Turns out there is a little-known, unhappy sequel to the story.

Key’s grandson, Frank Key Howard, became a newspaper editor in Baltimore, his paper being the Daily Exchange. In late 1861, Howard published an editorial criticizing Lincoln’s suspension of Habeas Corpus and the arrest and imprisonment without charge of the mayor of Baltimore, George William Brown, and sundry other government officials. As a result, on orders from Secretary of State Seward, Howard himself was arrested without warrant and spent fourteen months in jail…including a period imprisoned in Ft. McHenry.

The irony of his situation was not lost on him:

“As I stood upon the very scene of that conflict, I could not but contrast my position with his, forty-seven years before. The flag which he had then so proudly hailed, I saw waving at the same place over the victims of as vulgar and brutal a despotism as modern times have witnessed.”

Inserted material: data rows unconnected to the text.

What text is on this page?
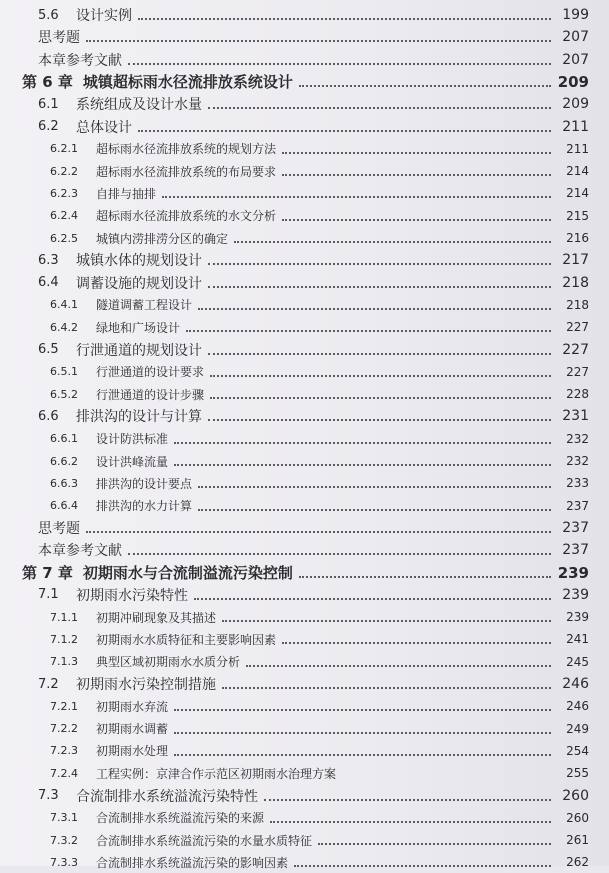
5.6	设计实例	199
思考题	207
本章参考文献	207
第 6 章 城镇超标雨水径流排放系统设计	209
6.1	系统组成及设计水量	209
6.2	总体设计	211
6.2.1	超标雨水径流排放系统的规划方法	211
6.2.2	超标雨水径流排放系统的布局要求	214
6.2.3	自排与抽排	214
6.2.4	超标雨水径流排放系统的水文分析	215
6.2.5	城镇内涝排涝分区的确定	216
6.3	城镇水体的规划设计	217
6.4	调蓄设施的规划设计	218
6.4.1	隧道调蓄工程设计	218
6.4.2	绿地和广场设计	227
6.5	行泄通道的规划设计	227
6.5.1	行泄通道的设计要求	227
6.5.2	行泄通道的设计步骤	228
6.6	排洪沟的设计与计算	231
6.6.1	设计防洪标准	232
6.6.2	设计洪峰流量	232
6.6.3	排洪沟的设计要点	233
6.6.4	排洪沟的水力计算	237
思考题	237
本章参考文献	237
第 7 章 初期雨水与合流制溢流污染控制	239
7.1	初期雨水污染特性	239
7.1.1	初期冲刷现象及其描述	239
7.1.2	初期雨水水质特征和主要影响因素	241
7.1.3	典型区域初期雨水水质分析	245
7.2	初期雨水污染控制措施	246
7.2.1	初期雨水弃流	246
7.2.2	初期雨水调蓄	249
7.2.3	初期雨水处理	254
7.2.4	工程实例：京津合作示范区初期雨水治理方案	255
7.3	合流制排水系统溢流污染特性	260
7.3.1	合流制排水系统溢流污染的来源	260
7.3.2	合流制排水系统溢流污染的水量水质特征	261
7.3.3	合流制排水系统溢流污染的影响因素	262
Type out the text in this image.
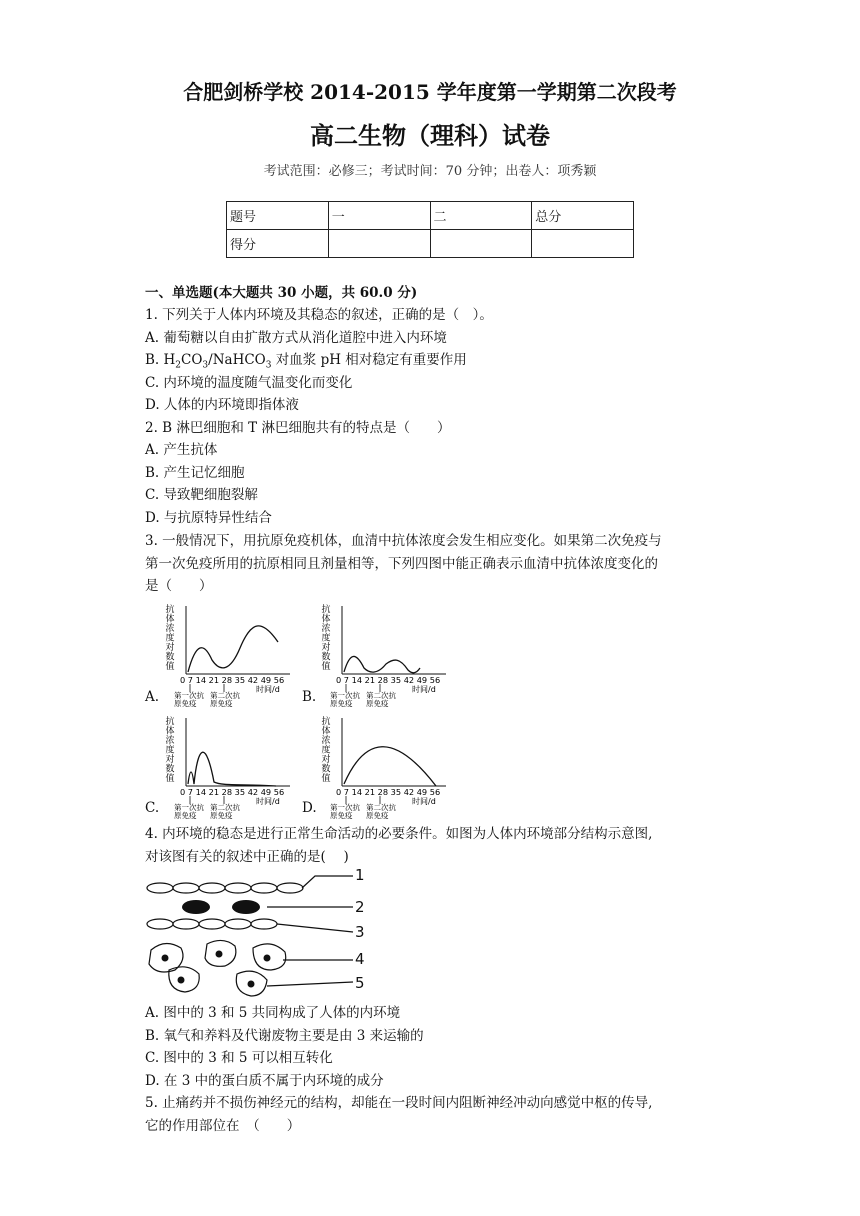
合肥剑桥学校 2014-2015 学年度第一学期第二次段考
高二生物（理科）试卷
考试范围：必修三；考试时间：70 分钟；出卷人：项秀颖
题号	一	二	总分
得分			
一、单选题(本大题共 30 小题，共 60.0 分)
1. 下列关于人体内环境及其稳态的叙述，正确的是（　）。
A. 葡萄糖以自由扩散方式从消化道腔中进入内环境
B. $H_2CO_3/NaHCO_3$ 对血浆 pH 相对稳定有重要作用
C. 内环境的温度随气温变化而变化
D. 人体的内环境即指体液
2. B 淋巴细胞和 T 淋巴细胞共有的特点是（　　）
A. 产生抗体
B. 产生记忆细胞
C. 导致靶细胞裂解
D. 与抗原特异性结合
3. 一般情况下，用抗原免疫机体，血清中抗体浓度会发生相应变化。如果第二次免疫与
第一次免疫所用的抗原相同且剂量相等，下列四图中能正确表示血清中抗体浓度变化的
是（　　）
抗
体
浓
度
对
数
值
0 7 14 21 28 35 42 49 56
时间/d
第一次抗
原免疫
第二次抗
原免疫
抗
体
浓
度
对
数
值
0 7 14 21 28 35 42 49 56
时间/d
第一次抗
原免疫
第二次抗
原免疫
抗
体
浓
度
对
数
值
0 7 14 21 28 35 42 49 56
时间/d
第一次抗
原免疫
第二次抗
原免疫
抗
体
浓
度
对
数
值
0 7 14 21 28 35 42 49 56
时间/d
第一次抗
原免疫
第二次抗
原免疫
A.	B.
C.	D.
4. 内环境的稳态是进行正常生命活动的必要条件。如图为人体内环境部分结构示意图,
对该图有关的叙述中正确的是(　 )
1
2
3
4
5
A. 图中的 3 和 5 共同构成了人体的内环境
B. 氧气和养料及代谢废物主要是由 3 来运输的
C. 图中的 3 和 5 可以相互转化
D. 在 3 中的蛋白质不属于内环境的成分
5. 止痛药并不损伤神经元的结构，却能在一段时间内阻断神经冲动向感觉中枢的传导,
它的作用部位在　（　　）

When he was released, he published a book on his experiences called Fourteen Months in American Bastilles. The publishers of the book were subsequently arrested (the US Government has never grasped the concept of irony).

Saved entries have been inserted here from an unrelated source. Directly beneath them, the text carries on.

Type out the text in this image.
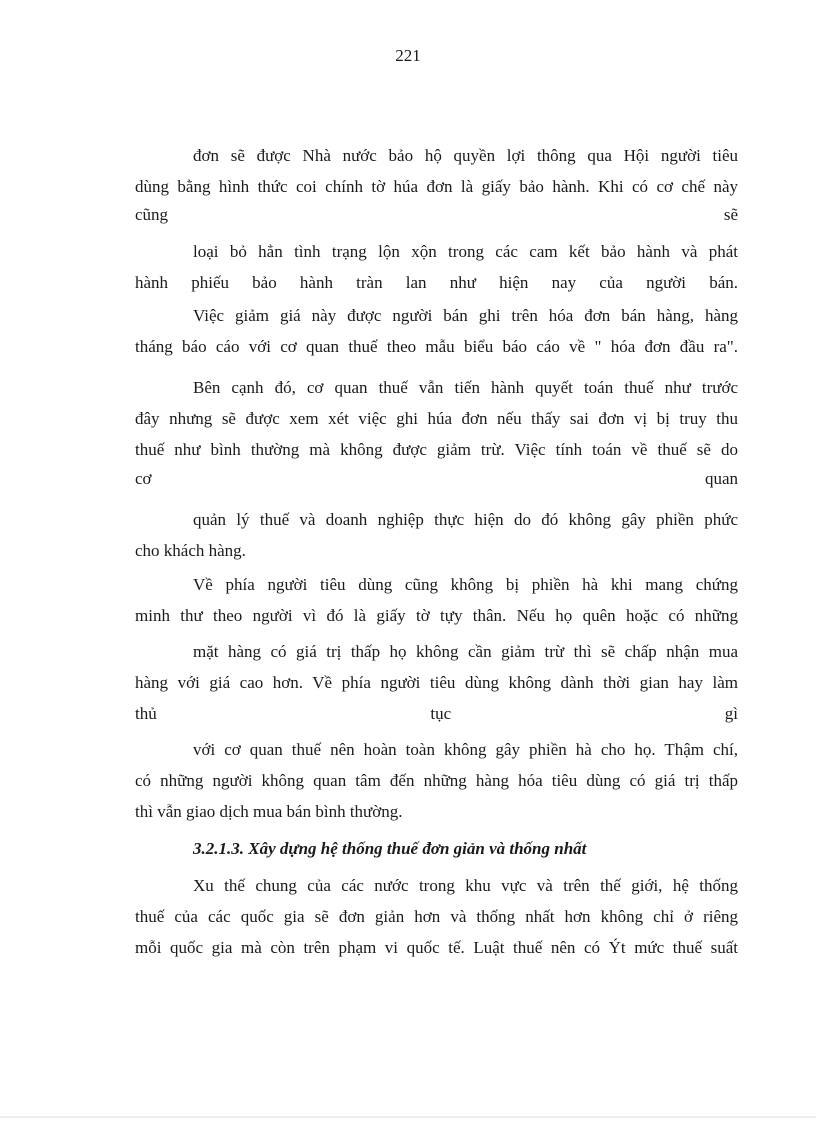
221
đơn sẽ được Nhà nước bảo hộ quyền lợi thông qua Hội người tiêu
dùng bằng hình thức coi chính tờ húa đơn là giấy bảo hành. Khi có cơ chế này
cũng sẽ
loại bỏ hẳn tình trạng lộn xộn trong các cam kết bảo hành và phát
hành phiếu bảo hành tràn lan như hiện nay của người bán.
Việc giảm giá này được người bán ghi trên hóa đơn bán hàng, hàng
tháng báo cáo với cơ quan thuế theo mẫu biểu báo cáo về " hóa đơn đầu ra".
Bên cạnh đó, cơ quan thuế vẫn tiến hành quyết toán thuế như trước
đây nhưng sẽ được xem xét việc ghi húa đơn nếu thấy sai đơn vị bị truy thu
thuế như bình thường mà không được giảm trừ. Việc tính toán về thuế sẽ do
cơ quan
quản lý thuế và doanh nghiệp thực hiện do đó không gây phiền phức
cho khách hàng.
Về phía người tiêu dùng cũng không bị phiền hà khi mang chứng
minh thư theo người vì đó là giấy tờ tựy thân. Nếu họ quên hoặc có những
mặt hàng có giá trị thấp họ không cần giảm trừ thì sẽ chấp nhận mua
hàng với giá cao hơn. Về phía người tiêu dùng không dành thời gian hay làm
thủ tục gì
với cơ quan thuế nên hoàn toàn không gây phiền hà cho họ. Thậm chí,
có những người không quan tâm đến những hàng hóa tiêu dùng có giá trị thấp
thì vẫn giao dịch mua bán bình thường.
3.2.1.3. Xây dựng hệ thống thuế đơn giản và thống nhất
Xu thế chung của các nước trong khu vực và trên thế giới, hệ thống
thuế của các quốc gia sẽ đơn giản hơn và thống nhất hơn không chỉ ở riêng
mỗi quốc gia mà còn trên phạm vi quốc tế. Luật thuế nên có Ýt mức thuế suất
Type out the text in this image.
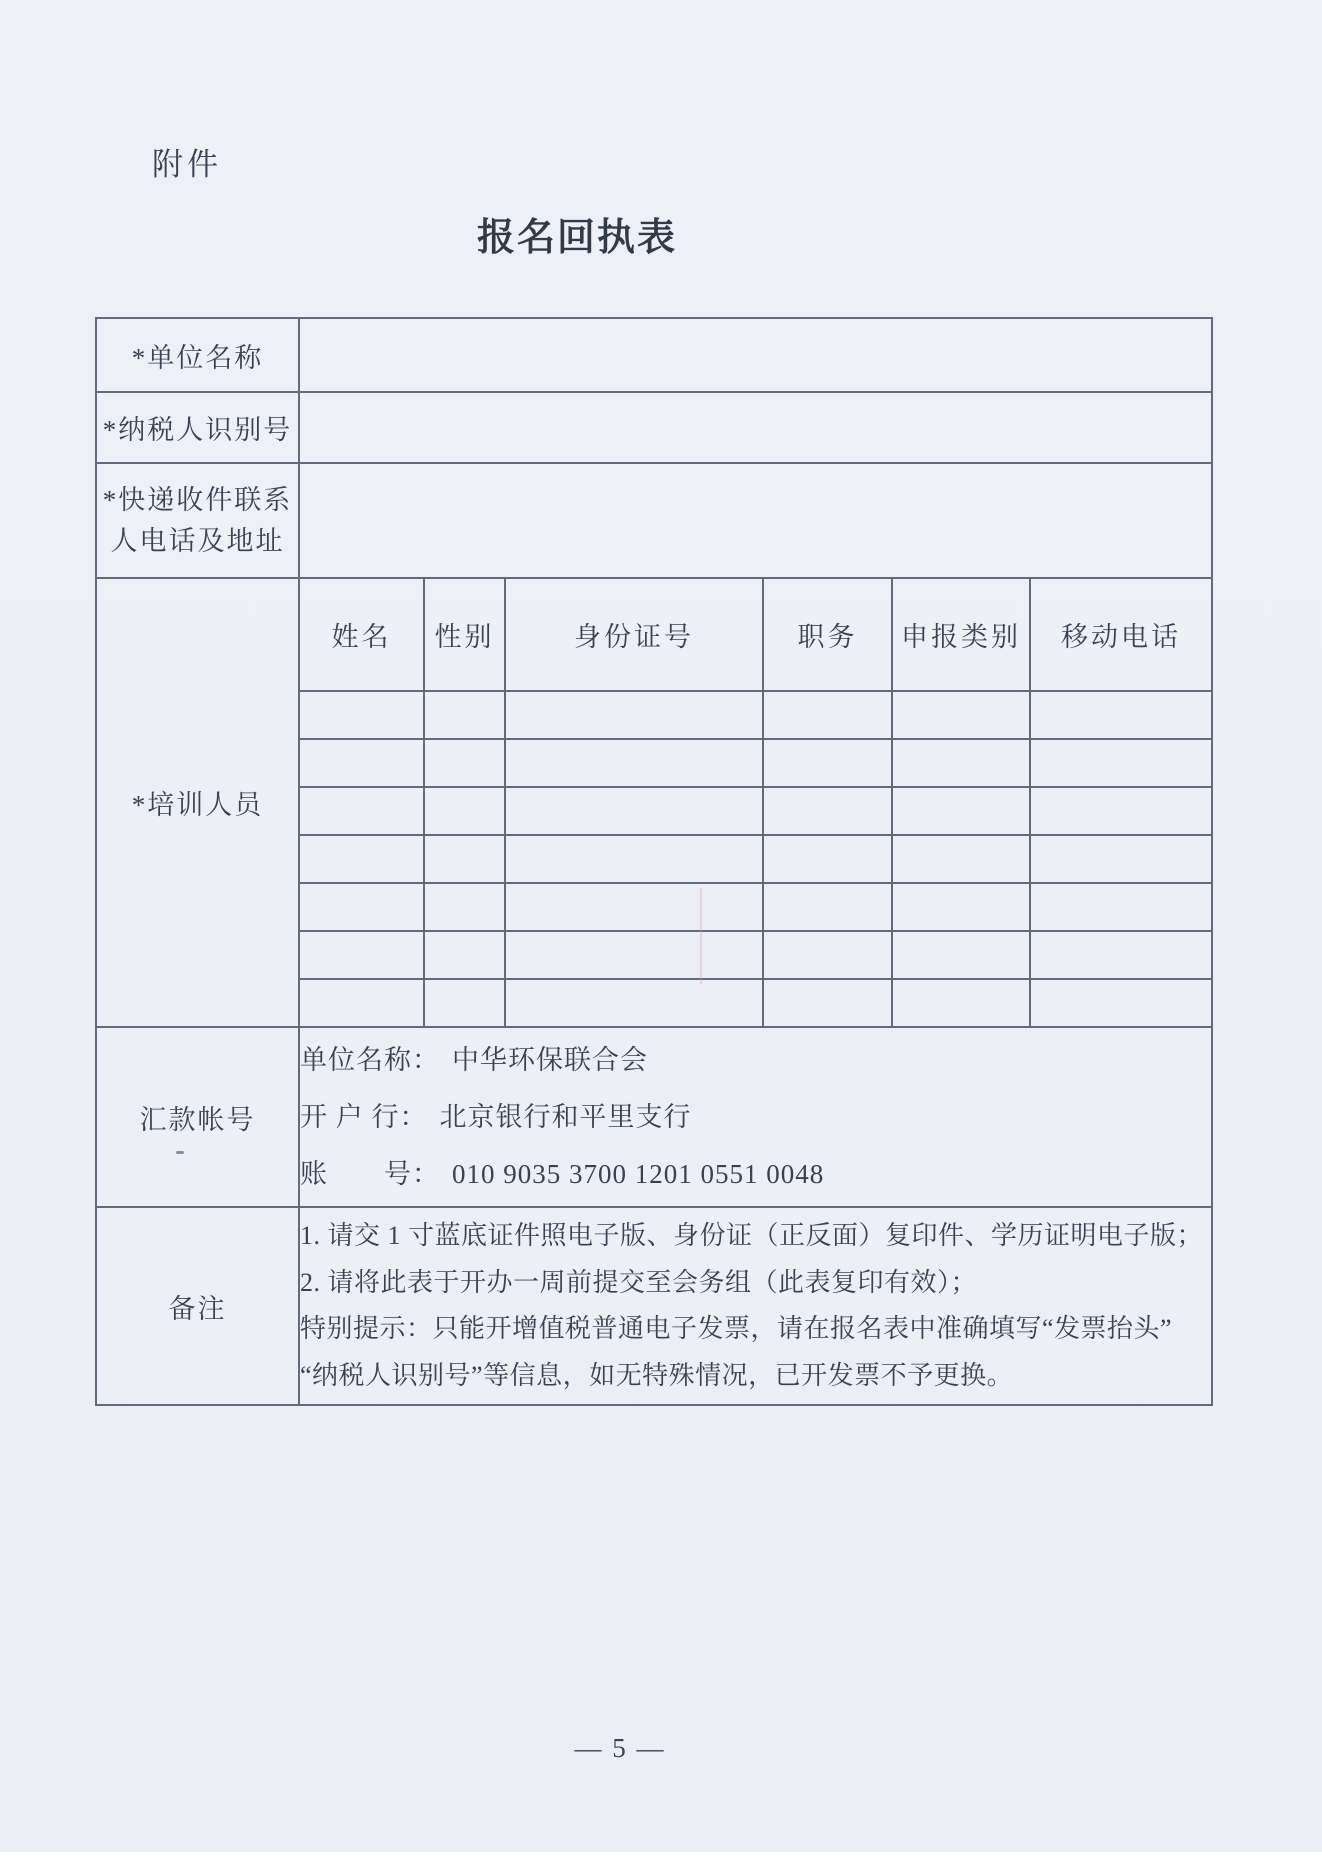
附件
报名回执表
*单位名称						
*纳税人识别号						

*快递收件联系
人电话及地址						

*培训人员	姓名	性别	身份证号	职务	申报类别	移动电话

汇款帐号	单位名称： 中华环保联合会
开 户 行： 北京银行和平里支行
账　　号： 010 9035 3700 1201 0551 0048					

备注	1. 请交 1 寸蓝底证件照电子版、身份证（正反面）复印件、学历证明电子版；
2. 请将此表于开办一周前提交至会务组（此表复印有效）；
特别提示：只能开增值税普通电子发票，请在报名表中准确填写“发票抬头”
“纳税人识别号”等信息，如无特殊情况，已开发票不予更换。					
— 5 —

At least nine other Baltimore editors were likewise arrested during the early stages of the war.

The actions of the Lincoln administration in Maryland are worthy of examination and debate, since on one hand they represent some very blatant violations of the ostensible rights of American citizens and the Constitution, but on the other it’s arguable that to do otherwise would have been suicidal, given that Maryland joining the Confederacy would have put Washington D.C. squarely inside the rebelling states. Make of it what you will; I just found this nugget of history too interesting not to share.